Aid to fleeing slaves, 1850
AID TO FLEEING SLAVES
While the leading statesmen, of both parties, in the Senate of the States, are exerting all powers of mind and energies of soul to settle the Slavery controversy, which is agitating the Union, from centre to circumference, and restore the blessed relations of amity between the North and the South, the demagogues, the low grovelling popularity hunters, in each of the antagonistic sections of that Union, are equally active in the unhallowed work of widening the breach. While such distinguished men as CLAY, WEBSTER, and others of the National Legislature, are plying the popular mind with the arguments of sober reason, and the sentiment of sound patriotism, couched in language of fervent eloquence, others of less talents, and surely of inferior love of country, are busily engaged in stirring up the passions and exciting the sectional prejudices of the people. Of this latter class, a few occupy seats in the Senate, and have here attempted to "break lances," upon the subject, referred to, with the intellectual giants and in corruptible patriots above named. Of these few, Senator CHASE of Ohio, is among the most, conspicuous. In the highly conservative body of which he is a member, he evinces an uncompromising, fanatical hostility to the institution of Slavery, as well as to the plainest Constitutional lights of those who are connected with it. It is his pleasure to discard the "olive branch of peace," and sow the accursed seeds of Discord and Disunion upon every soil.
With such a representative in the Senate, we are not greatly surprised to see the State of Ohio act out this evil spirit in her Legislature.— Whether the Senator caught this spirit from his constituents or they from him, we can’t determine; but the Legislature is about to carry it into practical effect in a form, of all others, the most obnoxious to the Southern people. It is about to pass a bill which is designed to facilitate the escape of fugitive slaves from their masters, and is essentially similar to the law of Pennsylvania in reference to these fugitives.— The bill has already passed the lower House, and will, it is said, also pass the Senate.

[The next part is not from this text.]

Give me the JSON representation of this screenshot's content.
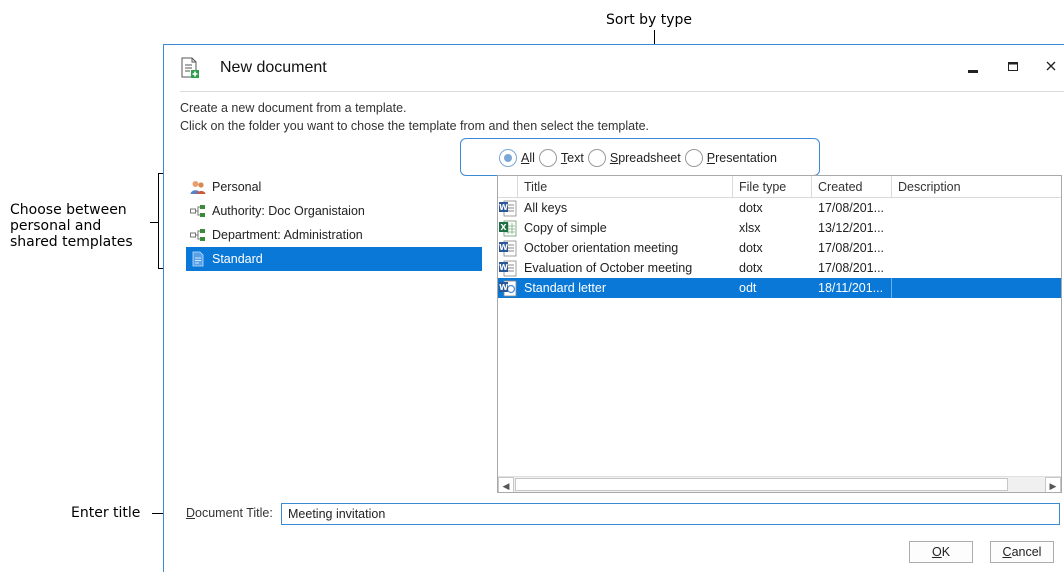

It makes it a penal offence in any person to interfere for that purpose of affording any aid in the arrest, or detection, or surrender of fugitive slaves. Thus, while the patriots of the country are spending anxious days and sleepless nights, in a noble effort to compromise the difficulty, for the purpose of saving the Union and perpetuating its manifold blessings, Senator CHASE, not to mention other Senators and members of a like kidney, and the Ohio Legislature, are moving in an opposite direction.
In our view, the very worst aggression, in the whole catalogue of grievances complained of by the South, is to be found in the passage of laws, for the protection of fugitive slaves, by Northern Legislatures. It seems to us that these laws are expressly designed to violate the sacred rights and irritate the feelings of the Southern people, especially those of the border States, alienating them in interest and affection from their brethren of the North, and driving them, if possible, out of the Confederacy. There is nothing of an imaginary or theoretical character in this aggression—this wrong—this outrage. It is practical and tangible—it is seen, felt and lamented, if not resented, by the citizens of Maryland, Virginia and Kentucky. Even in this county, the people have suffered to the tune of many thousands of dollars, in consequence of the Pennsylvania law upon this Subject; and the life's blood of one of their number was shed in the streets of a town of that State, not a great while ago, because this law tied up the hands of the better class of citizens in a prohibitory penalty, with regard to the capture of runaway slaves.
Pennsylvania, however, is about to wipe out this stain upon her escutcheon, at least we have Information which leads us to hope that she will strike from her code of laws this odious enactment ; and if she does, it will go far towards appeasing the angry feelings of the South. Such an act will reach the hearts of the people of the border Slave States, and prepare them for any reasonable compromise of the vexed question, while the course of Senator CHASE and the Ohio Legislature, will but add fuel to the flame of resentment which is already burning in too many Southern breasts, and render an adjustment of the exciting controversy the more difficult.